Le deuxième élément de notre politique de discernement est un axe qui concerne cette fois l'ensemble des industriels : les TPE, PME, ETI et les multinationales. On n'exclut personne de cette démarche. Cette politique de discernement consiste à identifier les industriels qui fabriquent des produits peu transformés avec une forte composante de matières premières agricoles françaises. Ceci permet donc de mener des discussions autour de la juste répartition de la valeur et de la prise en compte du prix payé aux producteurs. Nous cherchons également au travers de ces politiques de discernement à mieux prendre en compte les fluctuations des produits agricoles. Nous avons réussi – je crois que vous ne l'ignorez pas – à mener ces politiques sur les produits dérivés.
Et plus récemment, nous avons accompagné en urgence tous les industriels de la filière porc. Tout le monde a vraiment joué le jeu en transparence, nous avons bouclé nos discussions sur la revalorisation en un temps record.
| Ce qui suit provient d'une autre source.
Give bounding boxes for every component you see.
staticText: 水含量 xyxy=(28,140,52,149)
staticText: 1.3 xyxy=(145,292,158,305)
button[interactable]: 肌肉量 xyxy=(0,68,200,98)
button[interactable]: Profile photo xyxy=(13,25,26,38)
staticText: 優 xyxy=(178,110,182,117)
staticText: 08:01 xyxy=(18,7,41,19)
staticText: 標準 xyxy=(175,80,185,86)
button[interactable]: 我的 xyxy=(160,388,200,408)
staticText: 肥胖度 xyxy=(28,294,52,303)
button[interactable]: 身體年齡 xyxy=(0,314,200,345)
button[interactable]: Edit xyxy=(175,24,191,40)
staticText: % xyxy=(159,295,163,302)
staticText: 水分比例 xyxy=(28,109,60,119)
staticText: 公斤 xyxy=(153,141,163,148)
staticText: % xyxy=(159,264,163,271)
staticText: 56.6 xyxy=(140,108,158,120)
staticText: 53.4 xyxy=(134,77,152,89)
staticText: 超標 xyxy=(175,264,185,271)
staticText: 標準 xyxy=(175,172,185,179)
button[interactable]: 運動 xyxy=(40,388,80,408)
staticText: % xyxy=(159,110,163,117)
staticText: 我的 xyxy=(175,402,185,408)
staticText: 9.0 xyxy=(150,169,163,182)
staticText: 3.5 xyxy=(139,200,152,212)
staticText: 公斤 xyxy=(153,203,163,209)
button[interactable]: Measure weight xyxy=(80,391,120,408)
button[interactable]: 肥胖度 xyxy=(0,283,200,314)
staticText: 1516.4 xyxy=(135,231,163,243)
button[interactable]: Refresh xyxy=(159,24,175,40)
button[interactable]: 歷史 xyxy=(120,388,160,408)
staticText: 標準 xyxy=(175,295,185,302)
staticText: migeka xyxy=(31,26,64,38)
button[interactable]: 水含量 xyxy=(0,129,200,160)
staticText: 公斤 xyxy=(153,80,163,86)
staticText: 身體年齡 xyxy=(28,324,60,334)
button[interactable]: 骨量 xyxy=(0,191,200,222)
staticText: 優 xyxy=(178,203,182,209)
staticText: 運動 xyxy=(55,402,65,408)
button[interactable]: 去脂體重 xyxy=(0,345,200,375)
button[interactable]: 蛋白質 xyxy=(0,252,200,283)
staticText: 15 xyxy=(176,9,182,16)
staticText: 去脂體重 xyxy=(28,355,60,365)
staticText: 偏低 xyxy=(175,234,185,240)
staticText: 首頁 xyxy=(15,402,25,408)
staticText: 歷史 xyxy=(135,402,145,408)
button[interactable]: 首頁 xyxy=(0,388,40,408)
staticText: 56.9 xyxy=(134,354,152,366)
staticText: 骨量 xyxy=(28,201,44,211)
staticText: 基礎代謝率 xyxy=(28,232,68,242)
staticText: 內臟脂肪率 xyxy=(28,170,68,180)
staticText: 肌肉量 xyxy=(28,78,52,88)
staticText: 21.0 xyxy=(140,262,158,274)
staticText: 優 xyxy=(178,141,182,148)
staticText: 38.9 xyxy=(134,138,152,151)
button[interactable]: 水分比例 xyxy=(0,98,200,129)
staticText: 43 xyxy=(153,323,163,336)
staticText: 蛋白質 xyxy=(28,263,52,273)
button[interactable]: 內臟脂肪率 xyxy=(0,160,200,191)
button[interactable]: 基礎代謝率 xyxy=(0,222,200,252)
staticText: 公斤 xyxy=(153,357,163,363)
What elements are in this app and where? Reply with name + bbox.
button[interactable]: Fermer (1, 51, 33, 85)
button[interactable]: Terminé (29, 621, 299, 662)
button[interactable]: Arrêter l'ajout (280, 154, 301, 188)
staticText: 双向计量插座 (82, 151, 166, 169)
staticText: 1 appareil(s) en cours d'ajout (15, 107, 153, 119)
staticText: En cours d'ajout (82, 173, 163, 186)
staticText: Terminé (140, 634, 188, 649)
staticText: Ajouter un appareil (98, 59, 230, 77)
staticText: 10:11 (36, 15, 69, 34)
Nous pensons que pour aller plus loin dans ces politiques, nous nous heurtons de la part de certains industriels à un réel manque de clarté, beaucoup d'opacité, et parfois une réelle volonté de faire obstruction à cette démarche. Dès lors, il nous est impossible d'avoir des réponses claires sur la provenance et la proportion de matières premières agricoles françaises dans la fabrication des produits de nos partenaires industriels.
Nous avons également un deuxième axe de difficulté sur ce sujet. Nous avons du mal à avoir une réelle transparence quant aux engagements d'augmentation de rémunération du monde agricole, qui sont pourtant l'argument premier de certaines hausses tarifaires.
Je terminerai mon propos introductif en soulignant que nous avons été l'un des principaux contributeurs à la croissance de nos partenaires industriels en 2018. De notre point de vue, c'est bien cela créer de la valeur. Faire croître le chiffre d'affaires, c'est aussi innover, développer et oser de nouveaux concepts. C'est être à l'écoute du client, lui apporter de nouveaux bénéfices qui répondront à ses nouvelles attentes. Pour nous, la création de valeur ne peut donc se limiter à la simple augmentation des prix.